Estaban celebrándolo con gozo infantil en la esquina Fillas con Miguel Servet, cuando una luz idéntica a la del picor en la coronilla los envolvió como una nube y ascendieron hasta perderse entre los confines del Cielo.
Rescato como anécdota, el siguiente “código legislativo”. Es para reír… después de su derogación.
ANEXO CITADO
Reglamento de Régimen Interior para las tiendas Picazo y Cía (1.823)
Exposición de motivos: Es menester que el patrono vele por sus empleados. Haciendo una labor educadora y disciplinaria, el cumplimiento de este Reglamento supondrá una obligación en sus puntos normativos y una orientación en sus puntos de consejería. Respecto a los primeros, su inobservancia se castigará con sanción; respecto a los segundos, se emitirá una recomendación.
Artículo 1: La tienda debe estar abierta desde las 6 de la mañana hasta las 9 de la noche.
Artículo 2: Hay que barrer la tienda y limpiar el polvo de los mostradores y estanterías, llenar las lámparas, limpiar las chimeneas y traer un cubo de agua y otro de carbón, todo ello antes de desayunar, sin dejar por esto de atender a los clientes que nos visiten.
Artículo 3: El domingo no se abrirá la tienda, a menos que sea imprescindible y en ese caso sólo unos minutos.
Artículo 4: Los empleados del sexo masculino dispondrán de una tarde a la semana para cortejar y de dos si van a un acto religioso.
Artículo 5: El sábado será día de paga una vez cerrada la tienda. No se admitirán protestas por cuantía.

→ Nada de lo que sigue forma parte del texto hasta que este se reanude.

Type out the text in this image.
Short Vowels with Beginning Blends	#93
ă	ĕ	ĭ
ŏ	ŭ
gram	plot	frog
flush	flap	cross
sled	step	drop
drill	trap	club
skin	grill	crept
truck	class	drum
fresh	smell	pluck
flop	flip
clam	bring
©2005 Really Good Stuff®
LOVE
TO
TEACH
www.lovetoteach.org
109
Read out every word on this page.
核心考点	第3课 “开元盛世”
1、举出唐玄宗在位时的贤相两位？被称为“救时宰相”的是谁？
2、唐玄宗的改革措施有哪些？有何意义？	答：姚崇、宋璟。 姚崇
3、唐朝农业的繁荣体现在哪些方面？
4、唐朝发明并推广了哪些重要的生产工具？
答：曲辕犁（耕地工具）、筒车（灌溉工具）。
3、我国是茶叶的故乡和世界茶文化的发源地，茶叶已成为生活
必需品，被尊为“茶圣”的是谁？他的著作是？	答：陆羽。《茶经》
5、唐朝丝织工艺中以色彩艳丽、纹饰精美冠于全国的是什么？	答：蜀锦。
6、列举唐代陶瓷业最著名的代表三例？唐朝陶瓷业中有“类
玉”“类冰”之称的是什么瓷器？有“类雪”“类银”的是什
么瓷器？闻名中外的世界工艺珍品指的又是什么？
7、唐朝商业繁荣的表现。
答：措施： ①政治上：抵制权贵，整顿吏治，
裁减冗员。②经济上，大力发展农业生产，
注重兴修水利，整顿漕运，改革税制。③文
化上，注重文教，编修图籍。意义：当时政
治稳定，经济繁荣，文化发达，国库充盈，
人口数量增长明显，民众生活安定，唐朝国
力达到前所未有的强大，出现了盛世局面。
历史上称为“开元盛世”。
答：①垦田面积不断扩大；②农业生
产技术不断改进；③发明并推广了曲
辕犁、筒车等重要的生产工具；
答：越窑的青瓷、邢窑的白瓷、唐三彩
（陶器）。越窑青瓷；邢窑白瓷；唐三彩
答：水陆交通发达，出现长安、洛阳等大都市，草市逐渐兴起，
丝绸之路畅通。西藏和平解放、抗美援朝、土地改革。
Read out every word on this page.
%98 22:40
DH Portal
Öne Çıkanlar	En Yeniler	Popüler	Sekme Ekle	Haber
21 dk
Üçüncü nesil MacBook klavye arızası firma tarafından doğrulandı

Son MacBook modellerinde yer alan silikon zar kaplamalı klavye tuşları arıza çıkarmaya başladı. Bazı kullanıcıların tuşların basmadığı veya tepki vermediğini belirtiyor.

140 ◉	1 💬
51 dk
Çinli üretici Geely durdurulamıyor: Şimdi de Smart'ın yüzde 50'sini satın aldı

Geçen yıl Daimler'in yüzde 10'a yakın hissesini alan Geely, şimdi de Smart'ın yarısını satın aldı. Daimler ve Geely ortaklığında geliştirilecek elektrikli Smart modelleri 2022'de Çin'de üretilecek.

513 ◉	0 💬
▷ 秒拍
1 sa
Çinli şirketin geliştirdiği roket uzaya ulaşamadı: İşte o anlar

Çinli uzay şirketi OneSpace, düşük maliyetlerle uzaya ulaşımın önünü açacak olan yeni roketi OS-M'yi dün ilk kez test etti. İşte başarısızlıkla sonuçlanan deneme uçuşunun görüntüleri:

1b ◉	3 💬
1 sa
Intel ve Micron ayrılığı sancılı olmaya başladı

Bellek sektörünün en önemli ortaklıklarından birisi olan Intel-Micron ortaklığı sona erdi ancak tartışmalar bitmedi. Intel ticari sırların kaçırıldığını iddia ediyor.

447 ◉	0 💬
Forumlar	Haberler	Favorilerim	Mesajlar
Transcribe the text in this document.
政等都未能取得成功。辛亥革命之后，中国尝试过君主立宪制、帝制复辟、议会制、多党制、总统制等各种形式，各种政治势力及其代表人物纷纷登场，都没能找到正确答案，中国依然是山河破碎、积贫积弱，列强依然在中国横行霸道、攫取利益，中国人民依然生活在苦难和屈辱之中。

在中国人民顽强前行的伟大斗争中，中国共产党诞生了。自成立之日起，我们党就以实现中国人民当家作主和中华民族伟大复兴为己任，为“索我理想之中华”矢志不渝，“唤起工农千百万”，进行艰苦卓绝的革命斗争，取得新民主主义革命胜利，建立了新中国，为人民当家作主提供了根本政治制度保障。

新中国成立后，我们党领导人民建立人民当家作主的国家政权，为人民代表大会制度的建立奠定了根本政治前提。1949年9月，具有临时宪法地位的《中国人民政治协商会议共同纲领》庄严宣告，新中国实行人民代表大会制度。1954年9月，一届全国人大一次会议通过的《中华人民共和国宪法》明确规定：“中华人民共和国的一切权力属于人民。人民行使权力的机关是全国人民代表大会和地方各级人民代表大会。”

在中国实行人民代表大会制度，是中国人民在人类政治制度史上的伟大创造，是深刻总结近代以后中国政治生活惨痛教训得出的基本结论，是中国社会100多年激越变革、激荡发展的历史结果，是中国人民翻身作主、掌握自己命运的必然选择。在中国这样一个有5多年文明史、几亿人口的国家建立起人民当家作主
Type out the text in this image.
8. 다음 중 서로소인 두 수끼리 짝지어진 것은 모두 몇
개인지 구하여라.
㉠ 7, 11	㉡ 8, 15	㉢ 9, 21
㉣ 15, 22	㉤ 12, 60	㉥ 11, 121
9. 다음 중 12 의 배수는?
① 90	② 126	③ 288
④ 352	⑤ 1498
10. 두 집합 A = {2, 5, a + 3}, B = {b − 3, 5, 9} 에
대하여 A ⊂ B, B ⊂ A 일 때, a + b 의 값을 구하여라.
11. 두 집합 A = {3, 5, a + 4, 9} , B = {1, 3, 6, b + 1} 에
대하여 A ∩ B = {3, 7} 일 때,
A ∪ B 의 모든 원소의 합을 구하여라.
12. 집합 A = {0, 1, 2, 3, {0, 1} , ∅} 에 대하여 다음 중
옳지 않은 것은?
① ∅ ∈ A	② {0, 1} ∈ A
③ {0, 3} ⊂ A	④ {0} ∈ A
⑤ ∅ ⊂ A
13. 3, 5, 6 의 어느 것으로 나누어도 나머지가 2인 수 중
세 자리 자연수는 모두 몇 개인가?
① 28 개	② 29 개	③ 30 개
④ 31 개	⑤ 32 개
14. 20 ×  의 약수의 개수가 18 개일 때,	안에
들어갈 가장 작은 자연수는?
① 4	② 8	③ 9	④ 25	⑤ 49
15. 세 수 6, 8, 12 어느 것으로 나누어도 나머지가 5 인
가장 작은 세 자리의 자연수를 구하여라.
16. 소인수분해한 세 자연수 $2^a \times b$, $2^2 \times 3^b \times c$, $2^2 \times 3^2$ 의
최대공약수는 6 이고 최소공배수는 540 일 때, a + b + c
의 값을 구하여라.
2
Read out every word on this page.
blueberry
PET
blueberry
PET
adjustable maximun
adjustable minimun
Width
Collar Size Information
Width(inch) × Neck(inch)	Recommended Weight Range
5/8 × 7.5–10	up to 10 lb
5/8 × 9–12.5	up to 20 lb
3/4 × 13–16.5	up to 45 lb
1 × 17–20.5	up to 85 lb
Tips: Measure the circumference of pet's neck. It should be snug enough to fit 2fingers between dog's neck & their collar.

Artículo 6: Cada empleado pagará por lo menos 50 pesetas al año a la Iglesia y asistirá a la catequesis con regularidad.
Artículo 7: El empleado que tenga la costumbre de fumar puros cubanos, afeitarse en la barbería y asistir a bailes y otros lugares de diversión, dará motivos a su patrono para desconfiar de su honradez e integridad.
Artículo 8: Después de 14 horas de trabajo en la tienda, el tiempo libre debe dedicarse principalmente a la lectura.